James Otis (1725-1783) was a Massachusetts lawyer and politician, best known for coining the slogan “taxation without representation is tyranny”.
Born in Cape Cod, Otis was the son of a prominent lawyer and the brother of Mercy Otis Warren, a future chronicler of the revolution. He was educated at Harvard, graduating in 1743 and commencing a law practice in Boston.
In 1760, Otis became a royal official, representing the crown in Boston’s Vice Admiralty Court.

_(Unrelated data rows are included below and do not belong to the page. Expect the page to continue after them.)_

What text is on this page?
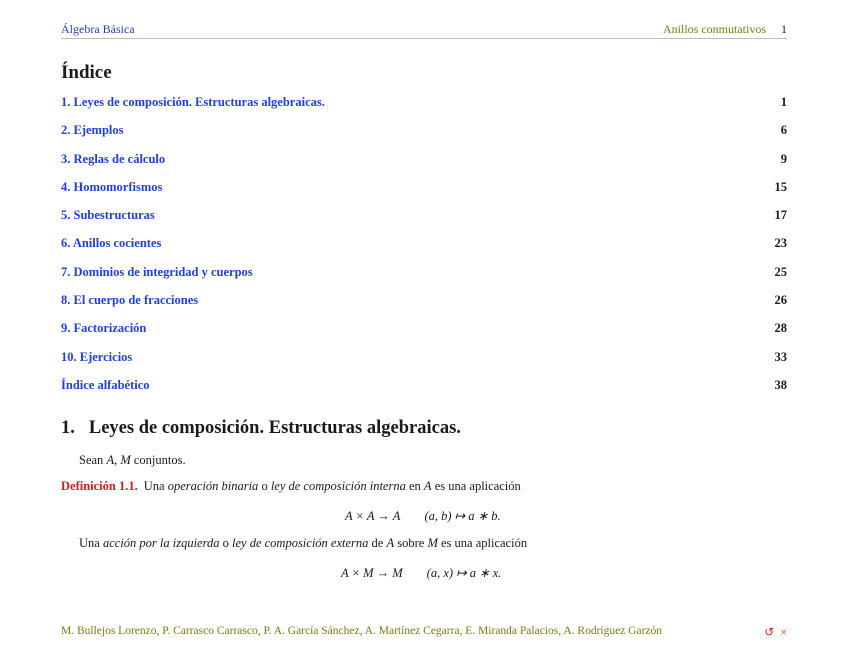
Álgebra Básica	Anillos conmutativos 1
Índice
1. Leyes de composición. Estructuras algebraicas.	1
2. Ejemplos	6
3. Reglas de cálculo	9
4. Homomorfismos	15
5. Subestructuras	17
6. Anillos cocientes	23
7. Dominios de integridad y cuerpos	25
8. El cuerpo de fracciones	26
9. Factorización	28
10. Ejercicios	33
Índice alfabético	38
1. Leyes de composición. Estructuras algebraicas.
Sean A, M conjuntos.
Definición 1.1. Una operación binaria o ley de composición interna en A es una aplicación
A × A → A (a, b) ↦ a ∗ b.
Una acción por la izquierda o ley de composición externa de A sobre M es una aplicación
A × M → M (a, x) ↦ a ∗ x.
M. Bullejos Lorenzo, P. Carrasco Carrasco, P. A. García Sánchez, A. Martínez Cegarra, E. Miranda Palacios, A. Rodríguez Garzón	↺ ×
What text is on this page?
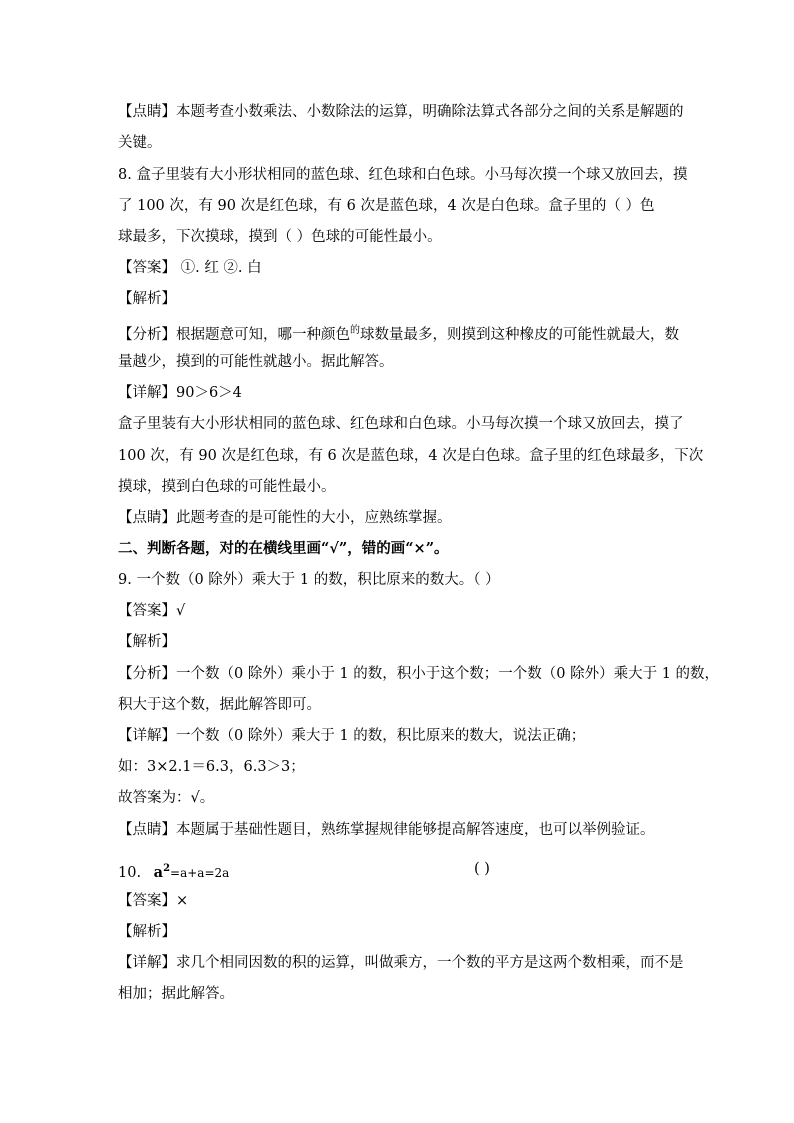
【点睛】本题考查小数乘法、小数除法的运算，明确除法算式各部分之间的关系是解题的
关键。
8. 盒子里装有大小形状相同的蓝色球、红色球和白色球。小马每次摸一个球又放回去，摸
了 100 次，有 90 次是红色球，有 6 次是蓝色球，4 次是白色球。盒子里的（ ）色
球最多，下次摸球，摸到（ ）色球的可能性最小。
【答案】 ①. 红 ②. 白
【解析】
【分析】根据题意可知，哪一种颜色$^的$球数量最多，则摸到这种橡皮的可能性就最大，数
量越少，摸到的可能性就越小。据此解答。
【详解】90＞6＞4
盒子里装有大小形状相同的蓝色球、红色球和白色球。小马每次摸一个球又放回去，摸了
100 次，有 90 次是红色球，有 6 次是蓝色球，4 次是白色球。盒子里的红色球最多，下次
摸球，摸到白色球的可能性最小。
【点睛】此题考查的是可能性的大小，应熟练掌握。
二、判断各题，对的在横线里画“√”，错的画“×”。
9. 一个数（0 除外）乘大于 1 的数，积比原来的数大。（ ）
【答案】√
【解析】
【分析】一个数（0 除外）乘小于 1 的数，积小于这个数；一个数（0 除外）乘大于 1 的数，
积大于这个数，据此解答即可。
【详解】一个数（0 除外）乘大于 1 的数，积比原来的数大，说法正确；
如：3×2.1＝6.3，6.3＞3；
故答案为：√。
【点睛】本题属于基础性题目，熟练掌握规律能够提高解答速度，也可以举例验证。
10. $a^2=a+a=2a$	( )
【答案】×
【解析】
【详解】求几个相同因数的积的运算，叫做乘方，一个数的平方是这两个数相乘，而不是
相加；据此解答。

Within a few months he ‘changed sides’ to represent colonial merchants against the hated writs of assistance (search warrants).
During these cases, Otis delivered long but eloquent courtroom speeches, challenging the legality of the writs of assistance and describing them as the “worst instrument of arbitrary power”.
In the mid-1760s Otis penned several tracts that asserted the rights of the American colonists to oppose taxation and intrusive measures decided in London. This made Otis one of the earliest of the revolutionaries (one historian has dubbed him a “pre-revolutionist”) – but Otis was less radical than later figures, urging reform and purification of the status quo rather than American independence. Otis also sat as a member of the Massachusetts legislature, was involved with the Sons of Liberty and served as a delegate to the Stamp Act Congress. In 1769 Otis was assaulted by a customs official and struck on the head. The blow brought on bouts of mental illness verging on insanity, forcing Otis to withdraw from public and political life. He did not play a role in the Revolution but lived long enough to see an American victory. Otis died in 1783 after being struck by lightning while standing in a doorway.